How had I not realized this before? Because my adjunct life has been so spotty, taking several full semesters off, and even half of the semesters that I have taught in the last 5+ years have actually been while I was pregnant, so I was wearing maternity stuff anyway, not trying to fit into pants that once hung on hips that hadn’t yet carried a baby (or four).
So why the heck have I kept them? Two reasons, I suppose. For one thing, who wants to buy new pants when you have a closet full of perfectly decent ones? For a second, who doesn’t delude themselves into thinking Oh, sure – those will totally fit again someday! ?
But the time came, today, when I said enough. After a second pair of pants tried last week to sabotage all of my progress, I realized it was time to quit hanging on to pants and meet myself (and my hips) where I am now. This morning I went through my closets and pulled out all the pants with those pretty littles 6s on them and said, Nope.
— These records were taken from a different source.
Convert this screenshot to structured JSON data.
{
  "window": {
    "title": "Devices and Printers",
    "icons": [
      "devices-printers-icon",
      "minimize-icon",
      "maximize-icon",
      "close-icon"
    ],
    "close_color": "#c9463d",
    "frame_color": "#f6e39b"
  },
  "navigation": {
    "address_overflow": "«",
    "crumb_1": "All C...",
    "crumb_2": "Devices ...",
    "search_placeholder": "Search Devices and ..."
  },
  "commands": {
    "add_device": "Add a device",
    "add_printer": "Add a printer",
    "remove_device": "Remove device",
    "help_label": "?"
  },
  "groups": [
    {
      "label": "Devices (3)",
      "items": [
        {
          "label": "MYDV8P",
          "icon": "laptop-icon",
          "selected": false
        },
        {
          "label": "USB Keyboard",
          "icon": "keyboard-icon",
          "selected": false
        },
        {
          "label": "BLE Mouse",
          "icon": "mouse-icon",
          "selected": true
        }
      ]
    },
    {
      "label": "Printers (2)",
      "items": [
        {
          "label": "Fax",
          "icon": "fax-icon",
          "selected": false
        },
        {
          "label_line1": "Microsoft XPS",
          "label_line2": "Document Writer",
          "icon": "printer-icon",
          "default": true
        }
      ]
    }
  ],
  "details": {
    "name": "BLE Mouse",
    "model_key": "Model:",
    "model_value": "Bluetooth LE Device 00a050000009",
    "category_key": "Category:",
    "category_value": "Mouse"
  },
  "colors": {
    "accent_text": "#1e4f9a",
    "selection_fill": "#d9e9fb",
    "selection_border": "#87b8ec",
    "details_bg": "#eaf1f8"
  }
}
Maybe I’ll fit in that size again someday, but there is nothing wrong with my shape or size as it stands now, and I will set some money aside so I can find pants that actually reflect that feeling and belief. Numbers on tags be damned.
I came up with a stack big enough, including skirts and few tops and – gasp – the dress I wore to my undergraduate graduation, to fill up an entire jumbo diaper box with stuff. My plan is to take it all to the Career Closet at the YWCA so other women can have access to the same goods I had when my full-time career required such garb, and it is my sincere hope that they feel as confidant wearing those clothes as I once did.
As for me, well, this work continues. I don’t want my pants to rule my perception of self, and I’m making strides there. Cutting ties to what once was is a positive action for me. Because there is nothing – nothing – wrong with this body and what it and I have done together. I will strive to cover it in pieces that help me honor instead of doubt that. And if it means freeing up some space in closets, well all the better.